At 11:45 a.m. on an otherwise still Sunday morning, an abnormally large entourage of motorcycles appeared out of nowhere on Central Park West. Thousands of bikes, smelling of gasoline, roared down the avenue, bearing dapper riders in suits—both men and women. Police barricaded the surrounding roads; cars were diverted, passers-by stopped.

The motorbike ceremony slowed down the road and began parking in rows stretching as far as the eye could see below the American Museum of Natural History, turning heads on the street. Riders and their dates hopped off and stood around fixing windswept hair, waiting for something.

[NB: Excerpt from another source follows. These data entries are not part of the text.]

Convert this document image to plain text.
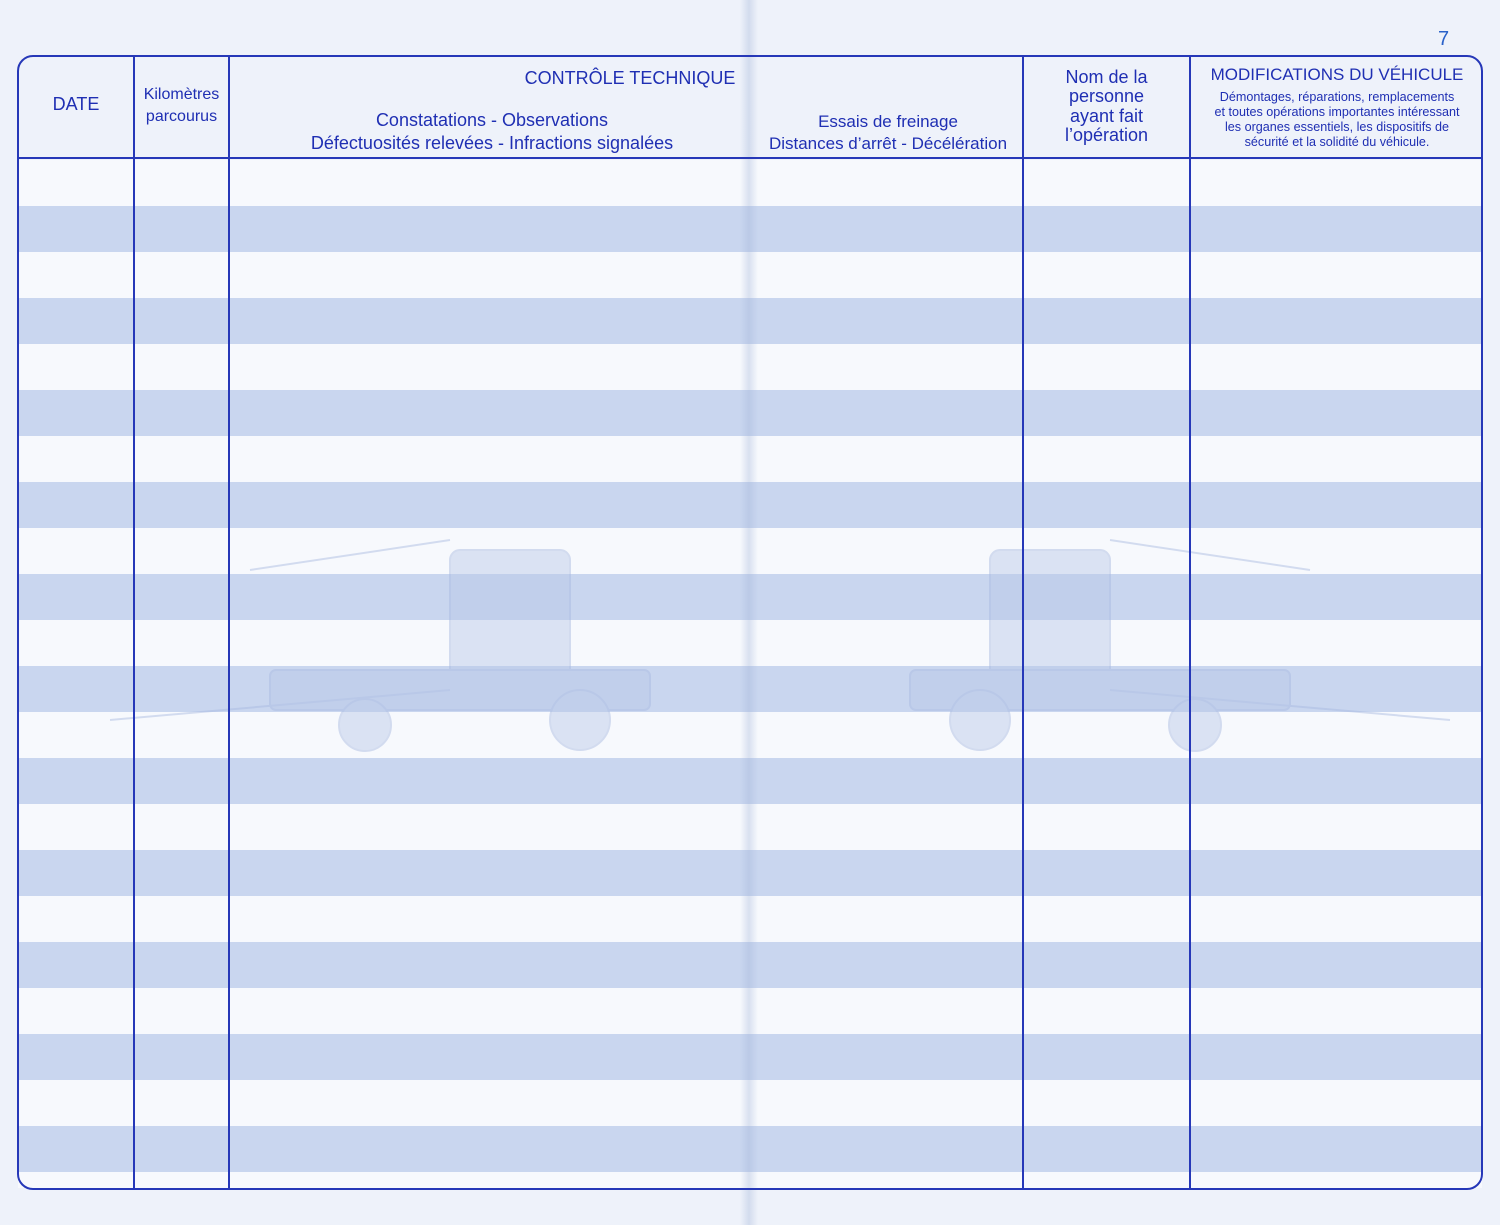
7
DATE	Kilomètres
parcourus
CONTRÔLE TECHNIQUE
Constatations - Observations
Défectuosités relevées - Infractions signalées
Essais de freinage
Distances d’arrêt - Décélération
Nom de la
personne
ayant fait
l’opération
MODIFICATIONS DU VÉHICULE
Démontages, réparations, remplacements
et toutes opérations importantes intéressant
les organes essentiels, les dispositifs de
sécurité et la solidité du véhicule.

One in a lime-green tweed suit and colorful helmet, having parked right in front of me, mocked my dumbfounded expression playfully.

“What is it?” he said in a thick foreign accent.

“What is it?” I repeated.

He told me that it was the annual Distinguished Gentleman’s Ride—a fundraiser to support prostate cancer and men’s mental health; nearly 700 cities were participating.


Maira from Queens, one of the participants, said, “The whole thing takes about 40 minutes; we’re going through most of the boroughs. We started off by the South Street Seaport; we went through Queens, we’re going to do a little bit of Brooklyn.”

DGR’s website states the event’s fashionable theme was inspired by classic TV star Don Draper from the show “Mad Men,” played by Jon Hamm. The objective is to “bring together the classic and vintage styled motorcycle community” around the world.

Riders have to register each year to participate. If they don’t have a suitable vehicle, they can still sponsor a rider or donate.

The crowd gathered on the steps of the museum for a massive group photo, and then they were slowly off as ceremoniously as they had arrived.


In partnership with the Movember Foundation—the world’s largest men’s health organization—this event raised $6 million last week.

According to previous investment reports, nearly $2 million in 2016 and 2017 funds had been allocated to various biomedical research, survivorship and suicide prevention projects in the United States alone.

The DGR website offers links to various resources for suicide prevention. Projects they have funded include the Making Connections Program—a 5-year, $9.5 million national initiative that aims to build prevention and health equity into federal and state policies.